There is something to that Con score, though. I mean it already is helping determine hp, that is pretty significant in itself, and feeds into this pool.
 

My big problem with all the people who don't want any non-magical healing in the game is why can't they just not allow it in their setting.

Why can't you just allow it in yours?

I want to be able to run a game without magic. I want to ban Clerics and Wizards and still run the game. Why is everyone so dead set against me having the option to do that?[/QUOTE]

We're not. I just don't want it as the default. It's fine as an optional sidebar, but not as the default. It changes D&D into a different game. Yelling my wounds away is the main reason I stayed away from 4e.
 

We're not. I just don't want it as the default. It's fine as an optional sidebar, but not as the default. It changes D&D into a different game. Yelling my wounds away is the main reason I stayed away from 4e.

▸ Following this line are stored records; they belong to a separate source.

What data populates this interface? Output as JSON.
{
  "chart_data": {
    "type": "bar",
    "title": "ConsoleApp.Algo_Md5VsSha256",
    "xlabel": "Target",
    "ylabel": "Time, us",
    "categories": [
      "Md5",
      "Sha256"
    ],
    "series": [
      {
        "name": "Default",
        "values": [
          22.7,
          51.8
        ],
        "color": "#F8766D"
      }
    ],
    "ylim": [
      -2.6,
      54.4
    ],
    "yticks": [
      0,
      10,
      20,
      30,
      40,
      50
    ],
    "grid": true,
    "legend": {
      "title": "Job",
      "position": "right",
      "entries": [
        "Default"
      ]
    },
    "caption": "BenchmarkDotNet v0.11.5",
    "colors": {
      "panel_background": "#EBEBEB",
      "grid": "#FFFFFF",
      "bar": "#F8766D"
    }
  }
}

Well hopefully the answer to both of your issues comes in simply disallowing either the Cleric or the Warlord, depending what kind of feel you're going for, but I argue both should be default and with them magical and non-magical healing. I don't see how either of them affects your games if you simply ban one or the other. If this edition is truly modular, default should be whatever you want, from a large smorgasbord we choose from. They both deserve a spot in the PHB and shouldn't be the only classes to have their respective healing.
 

We're not. I just don't want it as the default. It's fine as an optional sidebar, but not as the default. It changes D&D into a different game. Yelling my wounds away is the main reason I stayed away from 4e.

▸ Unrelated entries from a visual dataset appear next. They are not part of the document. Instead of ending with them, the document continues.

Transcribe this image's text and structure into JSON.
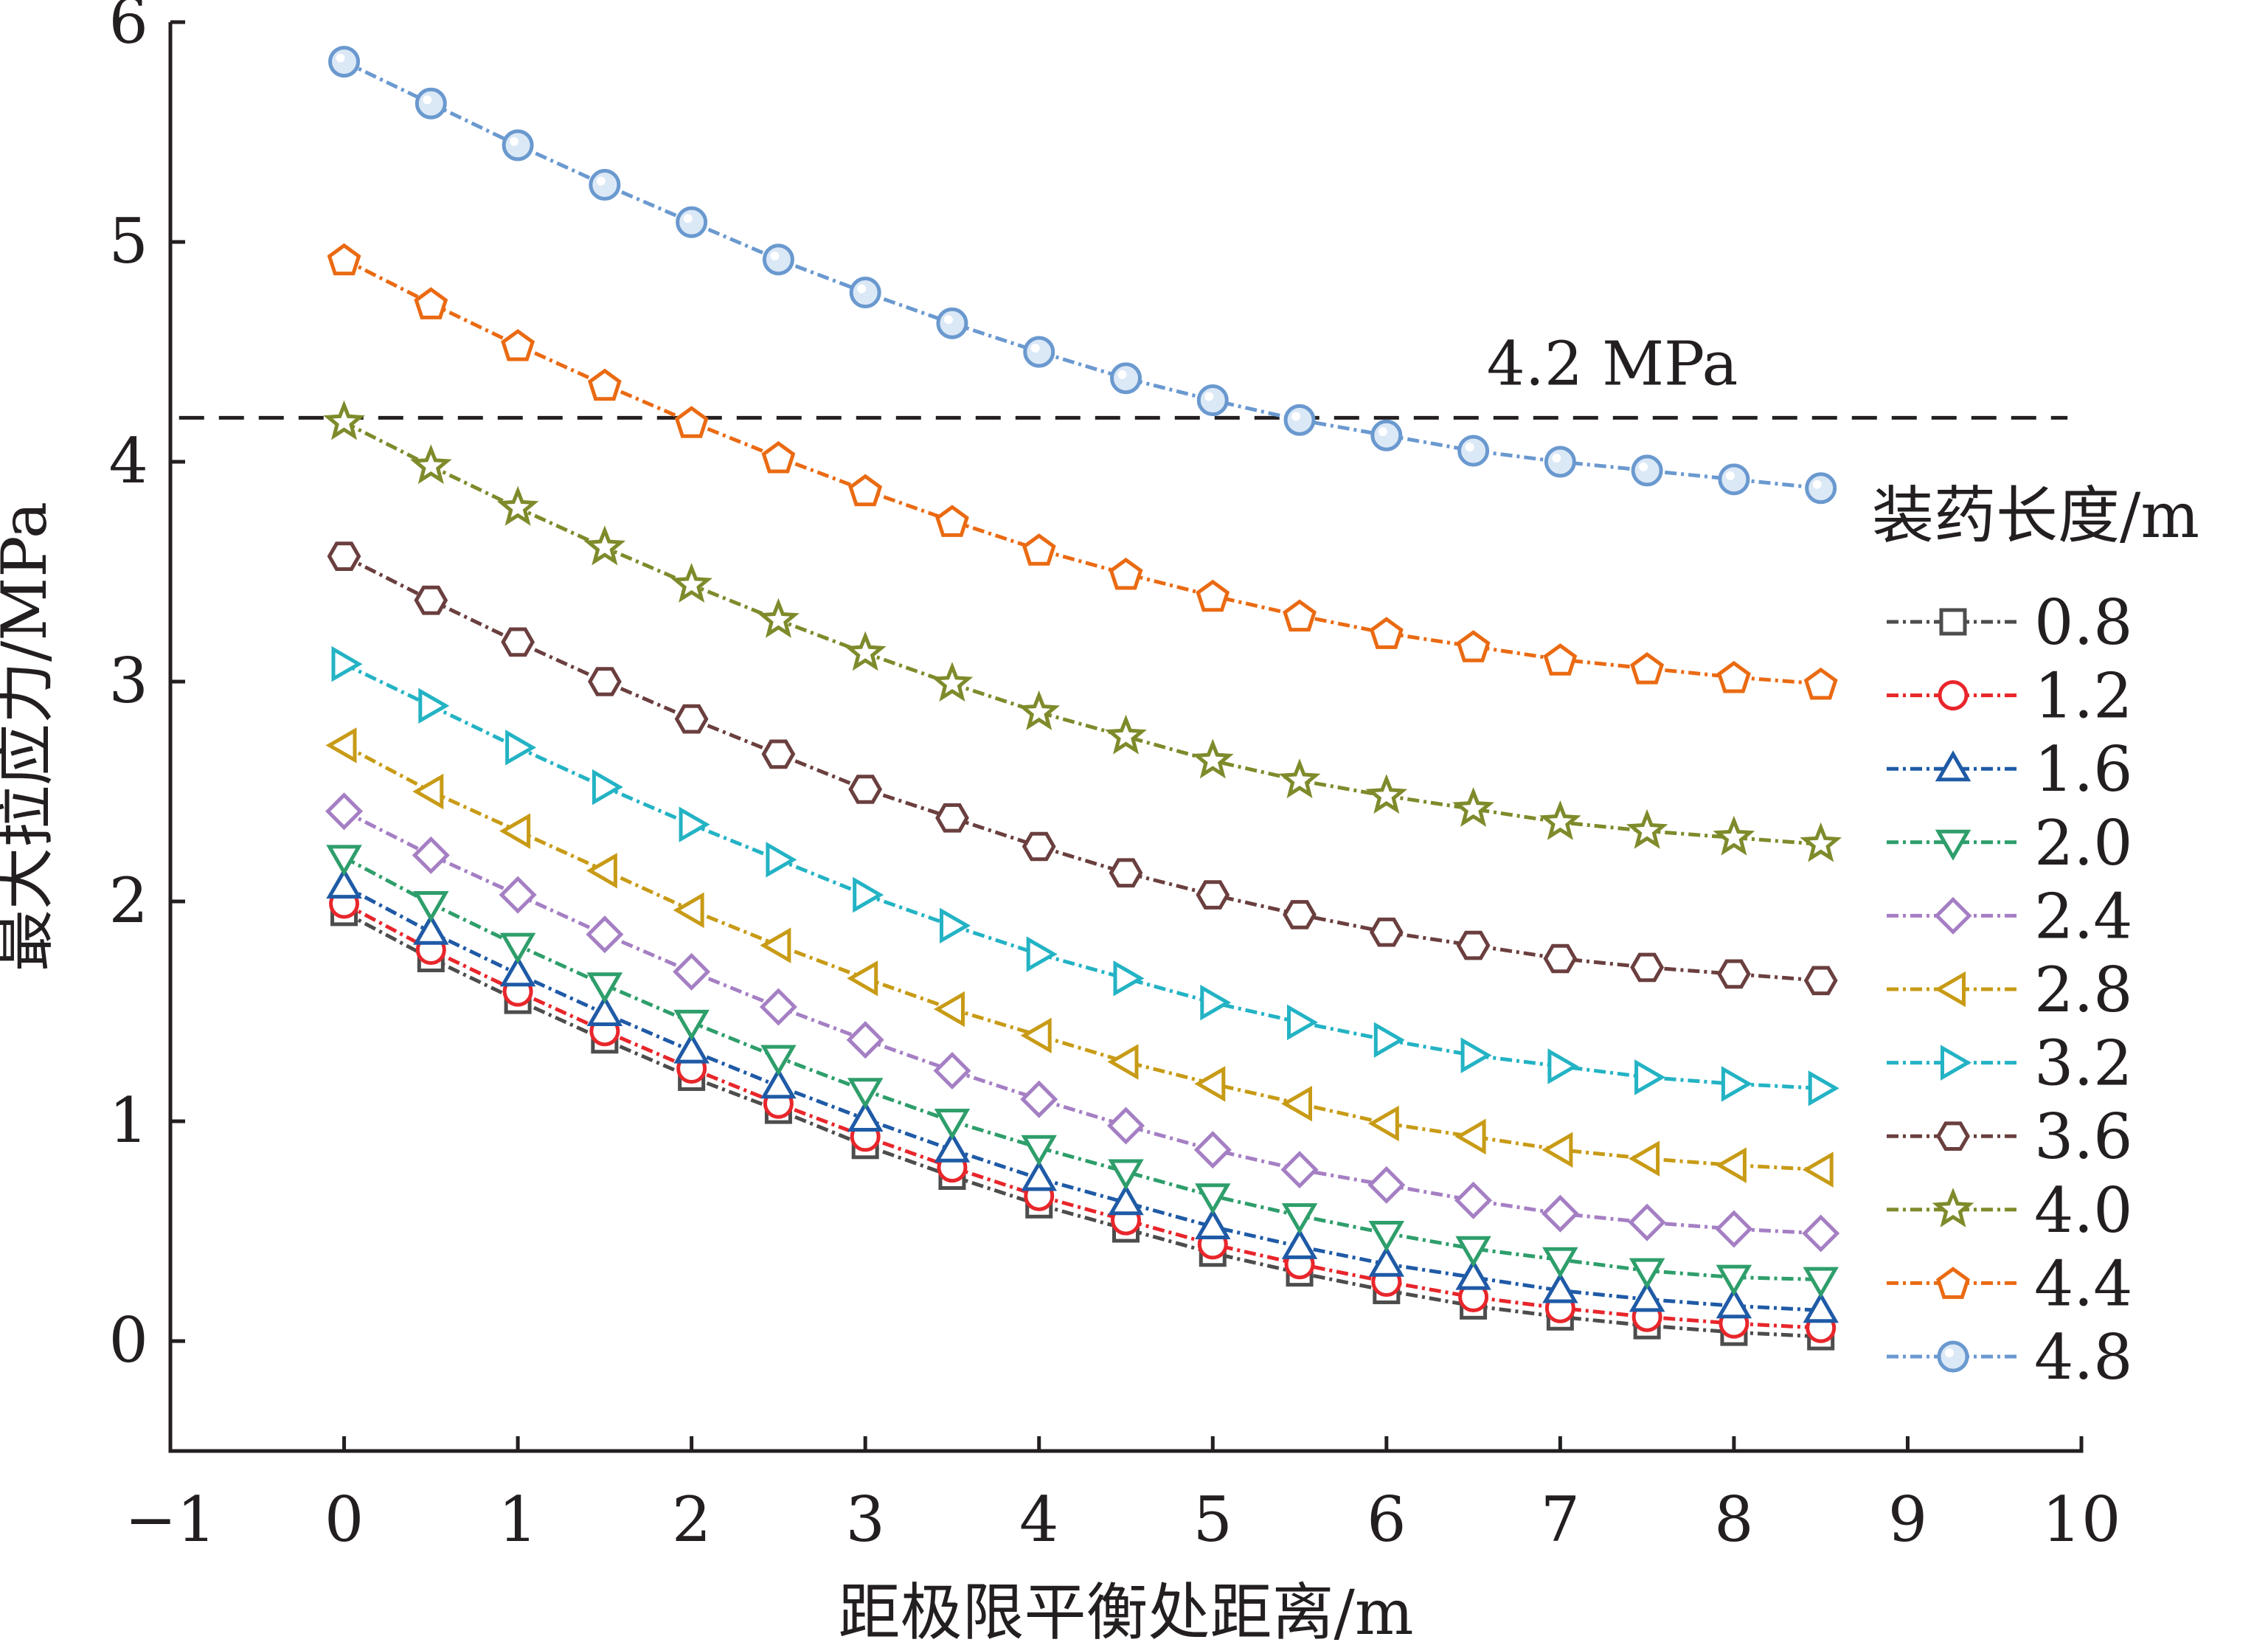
{
  "chart_data": {
    "type": "line",
    "title": "",
    "xlabel": "距极限平衡处距离/m",
    "ylabel": "最大拉应力/MPa",
    "xlim": [
      -1,
      10
    ],
    "ylim": [
      -0.5,
      6
    ],
    "xticks": [
      -1,
      0,
      1,
      2,
      3,
      4,
      5,
      6,
      7,
      8,
      9,
      10
    ],
    "xtick_labels": [
      "−1",
      "0",
      "1",
      "2",
      "3",
      "4",
      "5",
      "6",
      "7",
      "8",
      "9",
      "10"
    ],
    "yticks": [
      0,
      1,
      2,
      3,
      4,
      5,
      6
    ],
    "ytick_labels": [
      "0",
      "1",
      "2",
      "3",
      "4",
      "5",
      "6"
    ],
    "grid": false,
    "legend_title": "装药长度/m",
    "legend_position": "right",
    "reference_line": {
      "y": 4.2,
      "label": "4.2 MPa",
      "style": "dashed",
      "color": "#231f20"
    },
    "x": [
      0,
      0.5,
      1,
      1.5,
      2,
      2.5,
      3,
      3.5,
      4,
      4.5,
      5,
      5.5,
      6,
      6.5,
      7,
      7.5,
      8,
      8.5
    ],
    "series": [
      {
        "name": "0.8",
        "marker": "square",
        "color": "#4d4d4d",
        "values": [
          1.95,
          1.74,
          1.55,
          1.37,
          1.2,
          1.05,
          0.89,
          0.75,
          0.62,
          0.51,
          0.4,
          0.31,
          0.23,
          0.16,
          0.11,
          0.07,
          0.04,
          0.02
        ]
      },
      {
        "name": "1.2",
        "marker": "circle",
        "color": "#e8262b",
        "values": [
          1.99,
          1.78,
          1.59,
          1.41,
          1.24,
          1.08,
          0.93,
          0.79,
          0.66,
          0.55,
          0.44,
          0.35,
          0.27,
          0.2,
          0.15,
          0.11,
          0.08,
          0.06
        ]
      },
      {
        "name": "1.6",
        "marker": "triangle-up",
        "color": "#1f5aa6",
        "values": [
          2.07,
          1.86,
          1.67,
          1.49,
          1.32,
          1.16,
          1.01,
          0.87,
          0.74,
          0.63,
          0.52,
          0.43,
          0.35,
          0.29,
          0.23,
          0.19,
          0.16,
          0.14
        ]
      },
      {
        "name": "2.0",
        "marker": "triangle-down",
        "color": "#2e9e6b",
        "values": [
          2.2,
          1.99,
          1.8,
          1.62,
          1.45,
          1.29,
          1.14,
          1.0,
          0.88,
          0.77,
          0.66,
          0.57,
          0.49,
          0.42,
          0.37,
          0.32,
          0.29,
          0.28
        ]
      },
      {
        "name": "2.4",
        "marker": "diamond",
        "color": "#a57fc4",
        "values": [
          2.41,
          2.21,
          2.03,
          1.85,
          1.68,
          1.52,
          1.37,
          1.23,
          1.1,
          0.98,
          0.87,
          0.78,
          0.71,
          0.64,
          0.58,
          0.54,
          0.51,
          0.49
        ]
      },
      {
        "name": "2.8",
        "marker": "triangle-left",
        "color": "#c89b16",
        "values": [
          2.71,
          2.5,
          2.32,
          2.14,
          1.96,
          1.8,
          1.65,
          1.51,
          1.39,
          1.27,
          1.17,
          1.08,
          0.99,
          0.93,
          0.87,
          0.83,
          0.8,
          0.78
        ]
      },
      {
        "name": "3.2",
        "marker": "triangle-right",
        "color": "#23b3c4",
        "values": [
          3.08,
          2.89,
          2.7,
          2.52,
          2.35,
          2.19,
          2.03,
          1.89,
          1.76,
          1.65,
          1.54,
          1.45,
          1.37,
          1.3,
          1.25,
          1.2,
          1.17,
          1.15
        ]
      },
      {
        "name": "3.6",
        "marker": "hexagon",
        "color": "#6b3f3f",
        "values": [
          3.57,
          3.37,
          3.18,
          3.0,
          2.83,
          2.67,
          2.51,
          2.38,
          2.25,
          2.13,
          2.03,
          1.94,
          1.86,
          1.8,
          1.74,
          1.7,
          1.67,
          1.64
        ]
      },
      {
        "name": "4.0",
        "marker": "star",
        "color": "#7f8a2b",
        "values": [
          4.18,
          3.98,
          3.79,
          3.61,
          3.44,
          3.28,
          3.13,
          2.99,
          2.86,
          2.75,
          2.64,
          2.55,
          2.48,
          2.42,
          2.36,
          2.32,
          2.29,
          2.26
        ]
      },
      {
        "name": "4.4",
        "marker": "pentagon",
        "color": "#ea6a12",
        "values": [
          4.92,
          4.72,
          4.53,
          4.35,
          4.18,
          4.02,
          3.87,
          3.73,
          3.6,
          3.49,
          3.39,
          3.3,
          3.22,
          3.16,
          3.1,
          3.06,
          3.02,
          2.99
        ]
      },
      {
        "name": "4.8",
        "marker": "circle-shaded",
        "color": "#6a99cf",
        "values": [
          5.82,
          5.63,
          5.44,
          5.26,
          5.09,
          4.92,
          4.77,
          4.63,
          4.5,
          4.38,
          4.28,
          4.19,
          4.12,
          4.05,
          4.0,
          3.96,
          3.92,
          3.88
        ]
      }
    ]
  }
}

Well, based upon the design tenets that they've been following... you could easily look at it even right now that there is no "non-magical healing" as the default... because the "core" of the game (as Mearls and company have continually made mention) is Fighter / Rogue / Cleric / Wizard. So by default all healing is magical, because the Cleric is the only class capable of healing as part of the "core".

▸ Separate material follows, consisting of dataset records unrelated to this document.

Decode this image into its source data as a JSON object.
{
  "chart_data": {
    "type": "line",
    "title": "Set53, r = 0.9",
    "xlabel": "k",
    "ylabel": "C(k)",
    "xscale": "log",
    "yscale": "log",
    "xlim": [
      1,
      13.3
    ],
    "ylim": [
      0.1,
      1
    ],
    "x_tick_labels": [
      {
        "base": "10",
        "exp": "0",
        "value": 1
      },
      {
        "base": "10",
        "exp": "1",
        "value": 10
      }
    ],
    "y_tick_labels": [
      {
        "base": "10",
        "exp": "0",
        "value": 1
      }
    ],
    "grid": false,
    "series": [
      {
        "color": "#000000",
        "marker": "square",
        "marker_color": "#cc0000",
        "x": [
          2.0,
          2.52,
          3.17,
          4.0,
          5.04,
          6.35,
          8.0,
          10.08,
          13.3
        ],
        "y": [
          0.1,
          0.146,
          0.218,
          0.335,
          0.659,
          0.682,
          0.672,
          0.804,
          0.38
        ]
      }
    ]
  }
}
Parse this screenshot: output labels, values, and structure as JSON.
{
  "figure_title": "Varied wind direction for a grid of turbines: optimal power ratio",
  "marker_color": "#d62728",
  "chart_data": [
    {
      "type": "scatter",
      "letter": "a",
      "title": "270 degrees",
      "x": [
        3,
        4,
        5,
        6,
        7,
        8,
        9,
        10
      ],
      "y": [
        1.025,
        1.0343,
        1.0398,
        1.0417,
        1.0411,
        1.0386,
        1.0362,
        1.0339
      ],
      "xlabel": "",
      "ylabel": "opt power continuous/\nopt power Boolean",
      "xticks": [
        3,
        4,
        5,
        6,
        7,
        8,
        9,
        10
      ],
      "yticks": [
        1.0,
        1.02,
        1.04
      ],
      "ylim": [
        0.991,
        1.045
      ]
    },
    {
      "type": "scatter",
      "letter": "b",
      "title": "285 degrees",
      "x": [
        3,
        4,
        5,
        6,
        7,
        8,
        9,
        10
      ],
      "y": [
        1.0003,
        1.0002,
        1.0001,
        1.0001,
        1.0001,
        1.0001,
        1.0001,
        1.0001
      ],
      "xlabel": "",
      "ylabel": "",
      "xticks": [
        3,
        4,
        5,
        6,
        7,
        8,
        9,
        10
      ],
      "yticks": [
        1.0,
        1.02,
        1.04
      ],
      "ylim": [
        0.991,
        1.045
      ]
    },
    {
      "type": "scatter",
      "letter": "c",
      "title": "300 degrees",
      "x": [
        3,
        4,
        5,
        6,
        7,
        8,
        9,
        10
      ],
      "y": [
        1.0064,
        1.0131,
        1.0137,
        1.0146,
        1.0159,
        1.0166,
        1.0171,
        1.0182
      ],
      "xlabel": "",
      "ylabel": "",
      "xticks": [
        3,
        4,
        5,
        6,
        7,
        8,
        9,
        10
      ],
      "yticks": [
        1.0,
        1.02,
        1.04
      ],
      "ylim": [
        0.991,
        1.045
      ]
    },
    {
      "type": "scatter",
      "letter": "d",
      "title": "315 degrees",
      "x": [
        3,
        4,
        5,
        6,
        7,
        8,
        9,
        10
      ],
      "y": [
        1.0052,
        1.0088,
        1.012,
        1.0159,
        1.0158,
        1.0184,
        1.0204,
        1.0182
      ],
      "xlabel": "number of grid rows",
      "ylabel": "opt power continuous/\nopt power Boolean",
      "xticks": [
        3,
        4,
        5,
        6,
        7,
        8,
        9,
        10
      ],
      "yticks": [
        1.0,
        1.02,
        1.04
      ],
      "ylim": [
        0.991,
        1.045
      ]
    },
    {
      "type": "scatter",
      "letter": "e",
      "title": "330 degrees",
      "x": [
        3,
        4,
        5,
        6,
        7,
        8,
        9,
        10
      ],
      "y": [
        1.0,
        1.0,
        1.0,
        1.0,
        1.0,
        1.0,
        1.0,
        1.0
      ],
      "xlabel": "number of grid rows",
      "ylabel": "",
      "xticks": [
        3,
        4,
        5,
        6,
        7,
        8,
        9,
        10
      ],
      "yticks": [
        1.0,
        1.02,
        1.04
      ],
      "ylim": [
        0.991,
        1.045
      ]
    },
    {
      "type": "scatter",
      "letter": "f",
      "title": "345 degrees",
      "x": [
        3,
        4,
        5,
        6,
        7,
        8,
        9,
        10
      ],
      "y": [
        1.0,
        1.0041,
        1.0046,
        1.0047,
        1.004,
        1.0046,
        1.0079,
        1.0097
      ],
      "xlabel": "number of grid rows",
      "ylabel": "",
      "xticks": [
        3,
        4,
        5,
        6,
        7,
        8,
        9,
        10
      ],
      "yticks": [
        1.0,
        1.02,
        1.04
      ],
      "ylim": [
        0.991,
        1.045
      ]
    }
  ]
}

The Warlord (along with all the other classes besides the big 4) are being treated in this edition more as niche extras, rather than the base of the game. So anything those class do, are built upon the default game, rather than a direct part of it. Thus, there's no reason why you need to worry regardless of which side of the fence you lie... because if you don't want it, you don't have to allow any or all of niche classes into your core game (thereby keeping the Warlord out)... and if you do, you already are going along with the idea of not playing just core, and thus using the Warlord isn't any big deal. You can use him and have his non-magical healing without issue.
 

Yelling my wounds away is the main reason I stayed away from 4e.
Not liking the idea of non-magical hit point recovery is one thing. Deliberately misrepresenting the in-game fiction of non-magical hit point recovery is another. A warlord restores hit points by inspiring his allies and restoring vigor and fighting spirit. If you don't like that, or think that it does not gel with your idea of what hit points represent, please say that instead of deliberately trying to describe what the warlord is doing in the most ridiculous terms you can think of. Much appreciated.
 

Not liking the idea of non-magical hit point recovery is one thing. Deliberately misrepresenting the in-game fiction of non-magical hit point recovery is another. A warlord restores hit points by inspiring his allies and restoring vigor and fighting spirit. If you don't like that, or think that it does not gel with your idea of what hit points represent, please say that instead of deliberately trying to describe what the warlord is doing in the most ridiculous terms you can think of. Much appreciated.

Sorry, I call 'em like I see 'em. You get hit with a sword, you bleed, you lose hit points. Someone yells at you, you regain hit points. That's yelling wounds away. I'm not misrepresenting anything. Unless the dm says "the barbarian's sword goes into your rib cage, and suddenly you just want to be held."